Les sacs sont légers, les chèvres sont sèches ;
vient un pauvre, il s’assoit sur les talons,
on n’en a nul souci, qu’il meure de faim s’il le veut !
La sécheresse pèse sur le pays comme le mont Oûdan ;
elle se lèche les lèvres de satisfaction, elle ne recule pas d’un pas ;
elle veut nous ôter jusqu’à nos voiles de visage
et nos pantalons, et nous empêcher d’aller aux réunions galantes.
Les chamelles et les chamelons d’un an sont arrêtés et retenus aux lieux où ils sont, tant ils sont épuisés ;
Les chameaux s’arrêtent en plein désert sans pouvoir avancer, de faiblesse ;
qu’arrivera-t-il, à plus forte raison, aux petits des vieilles chèvres
qui à grand-peine déplient leurs articulations pour marcher ?
Khamid agg Afiser (1825-1900)
Chants touaregs, recueillis et traduits par Charles de Foucauld
En 1907, Charles de Foucauld se fait ethnologue et folkloriste et recueille plus de 6 000 vers de la poésie touarègue. Il poursuivra, jusqu’à ses derniers jours, la traduction de 573 poèmes qui n’existaient qu’à l’état oral.

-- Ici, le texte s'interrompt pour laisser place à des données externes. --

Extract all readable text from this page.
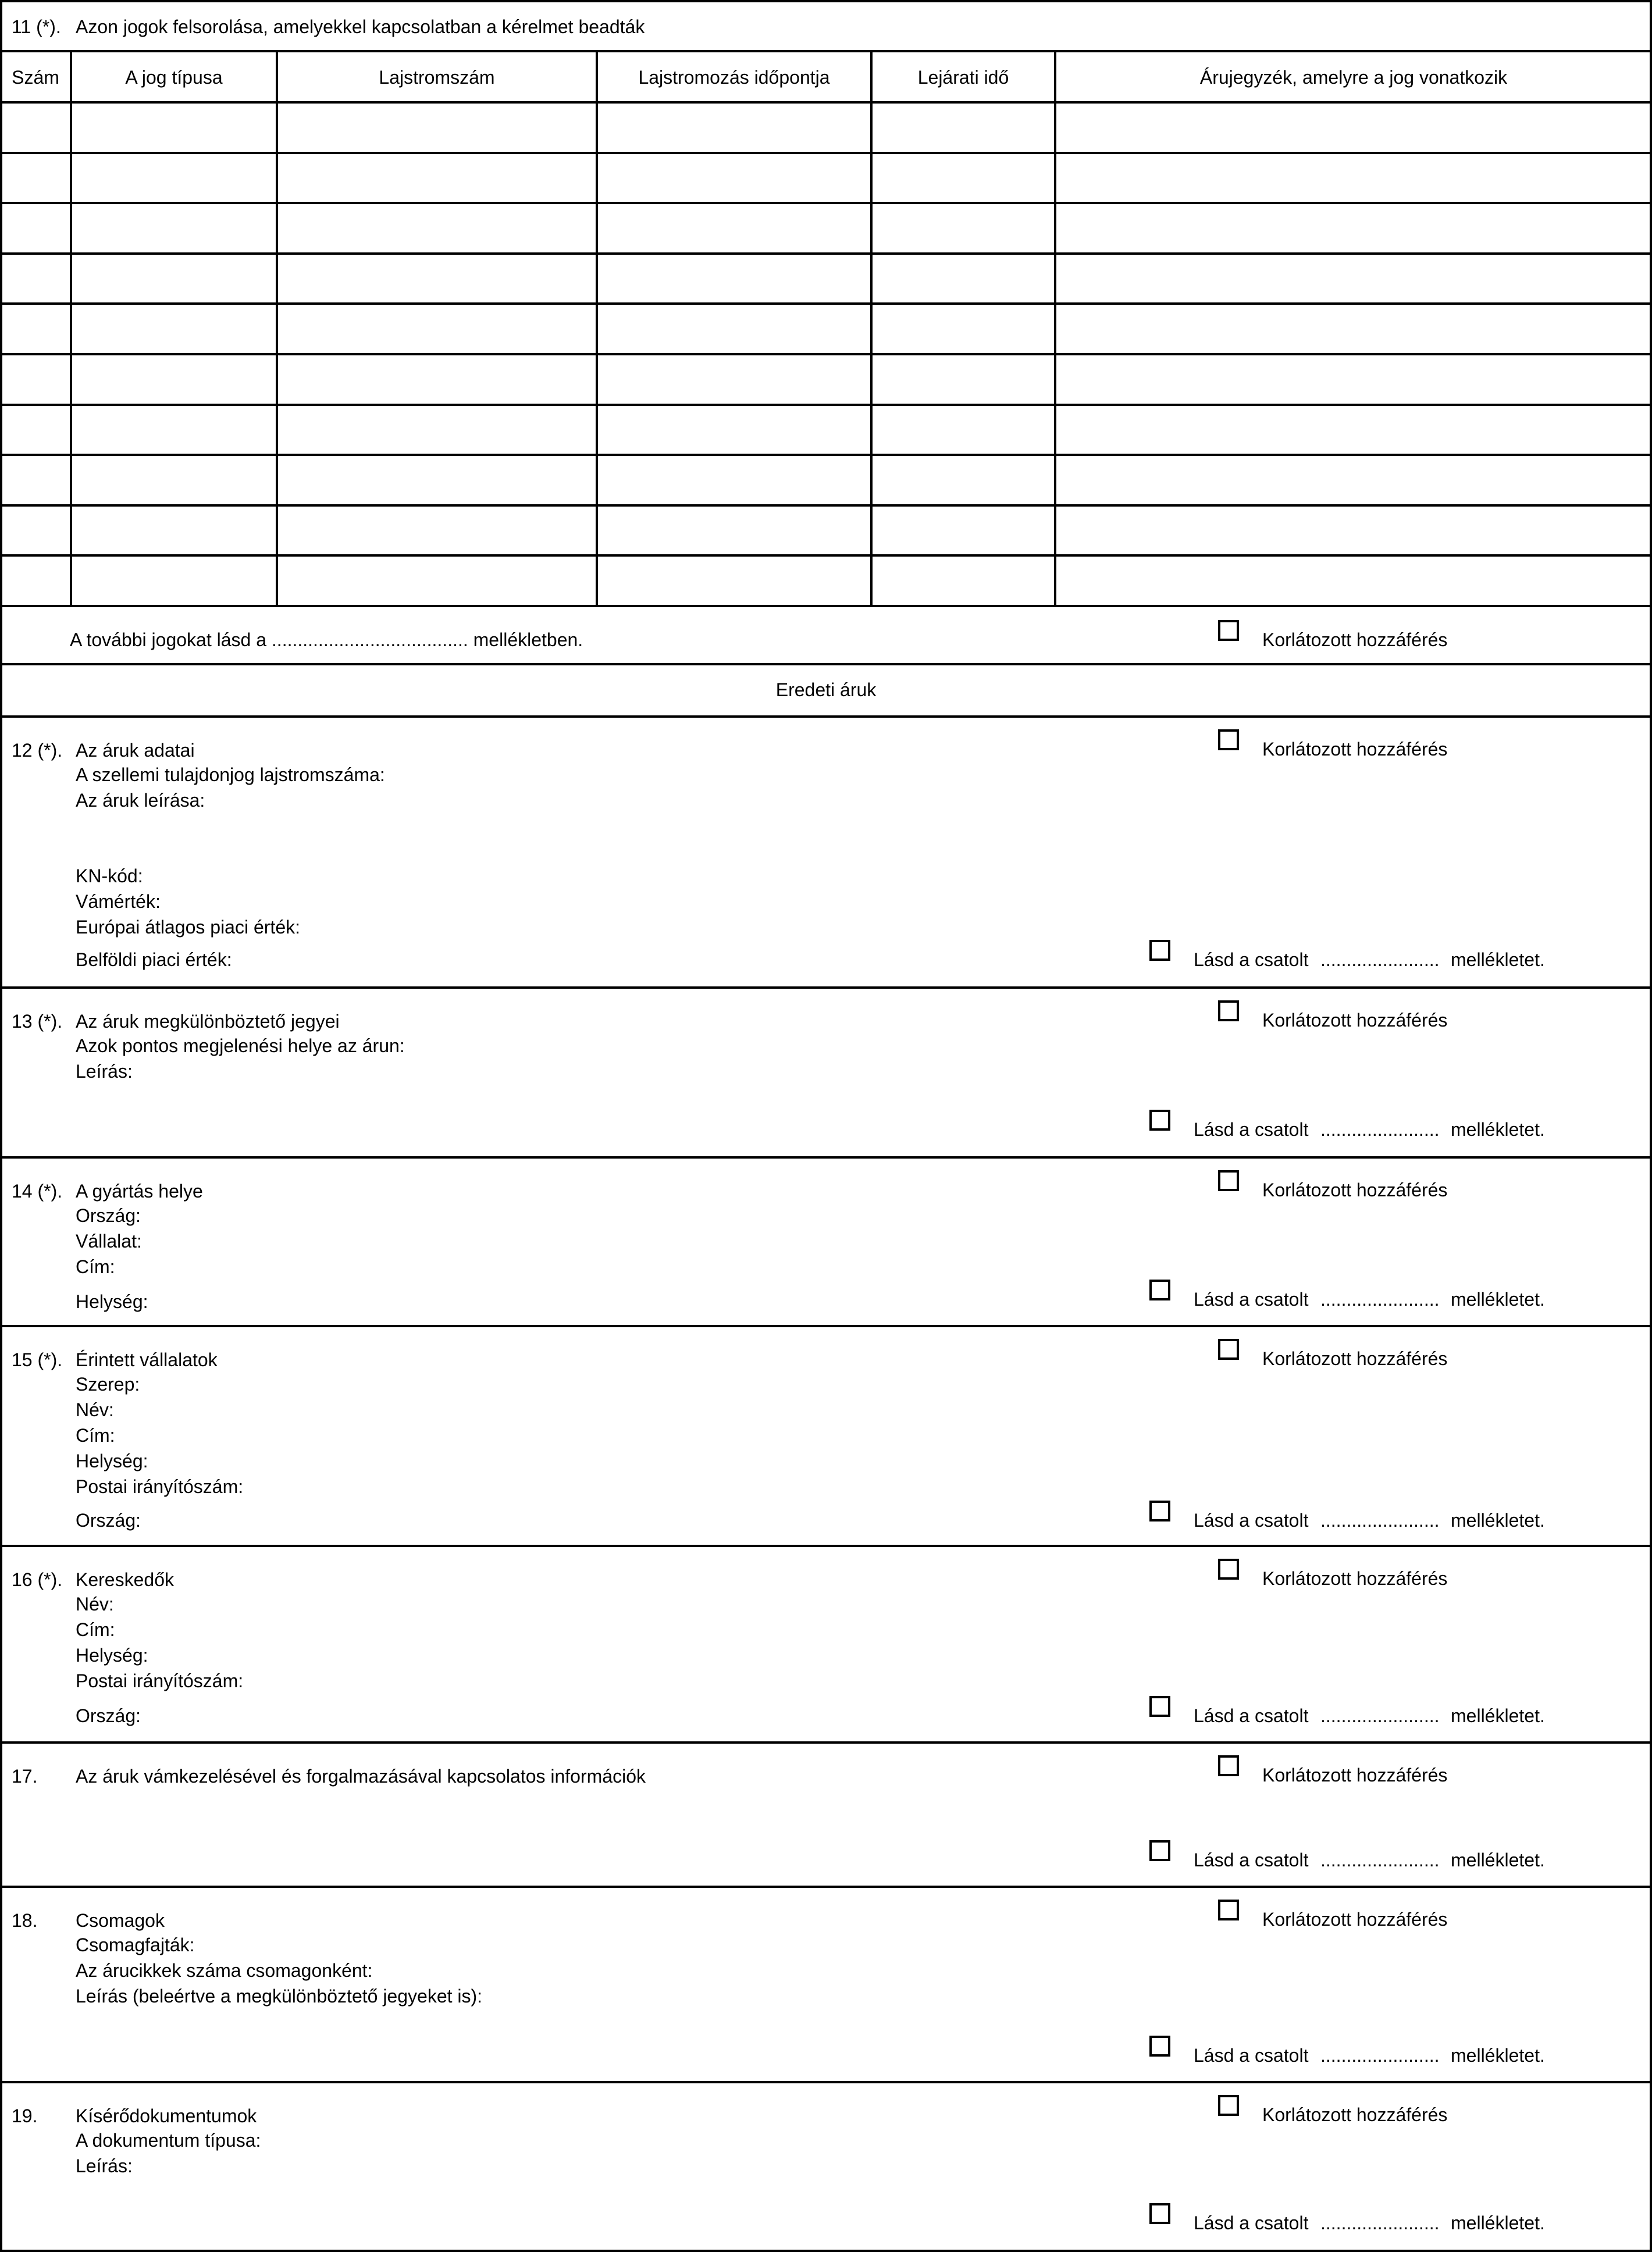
11 (*). Azon jogok felsorolása, amelyekkel kapcsolatban a kérelmet beadták
Szám	A jog típusa	Lajstromszám	Lajstromozás időpontja	Lejárati idő	Árujegyzék, amelyre a jog vonatkozik
A további jogokat lásd a ...................................... mellékletben.	Korlátozott hozzáférés
Eredeti áruk
12 (*). Az áruk adatai
A szellemi tulajdonjog lajstromszáma:
Az áruk leírása:
KN-kód:
Vámérték:
Európai átlagos piaci érték:
Belföldi piaci érték:
Korlátozott hozzáférés
Lásd a csatolt ....................... mellékletet.
13 (*). Az áruk megkülönböztető jegyei
Azok pontos megjelenési helye az árun:
Leírás:
Korlátozott hozzáférés
Lásd a csatolt ....................... mellékletet.
14 (*). A gyártás helye
Ország:
Vállalat:
Cím:
Helység:
Korlátozott hozzáférés
Lásd a csatolt ....................... mellékletet.
15 (*). Érintett vállalatok
Szerep:
Név:
Cím:
Helység:
Postai irányítószám:
Ország:
Korlátozott hozzáférés
Lásd a csatolt ....................... mellékletet.
16 (*). Kereskedők
Név:
Cím:
Helység:
Postai irányítószám:
Ország:
Korlátozott hozzáférés
Lásd a csatolt ....................... mellékletet.
17. Az áruk vámkezelésével és forgalmazásával kapcsolatos információk	Korlátozott hozzáférés
Lásd a csatolt ....................... mellékletet.
18. Csomagok
Csomagfajták:
Az árucikkek száma csomagonként:
Leírás (beleértve a megkülönböztető jegyeket is):
Korlátozott hozzáférés
Lásd a csatolt ....................... mellékletet.
19. Kísérődokumentumok
A dokumentum típusa:
Leírás:
Korlátozott hozzáférés
Lásd a csatolt ....................... mellékletet.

Ils seront publiés en deux volumes en 1925 et en 1930, et partiellement réédités en 1997 sous le titre Chants touaregs chez Albin Michel (352 p., 18,60 €), présentés par Dominique Casajus, spécialiste de ce peuple. « Tout le monde fait des vers toujours rimés, et rythmés d’après plusieurs rythmes », note Charles de Foucauld, qui enrichira chaque texte d’informations sur les thèmes et la vie de chaque poète. Une œuvre utile et belle pour nous plonger dans la culture et l’âme des « hommes bleus » du désert.
Stéphane Bataillon
(Initialement paru dans La Croix L’hebdo n°132 du 13/05/2022)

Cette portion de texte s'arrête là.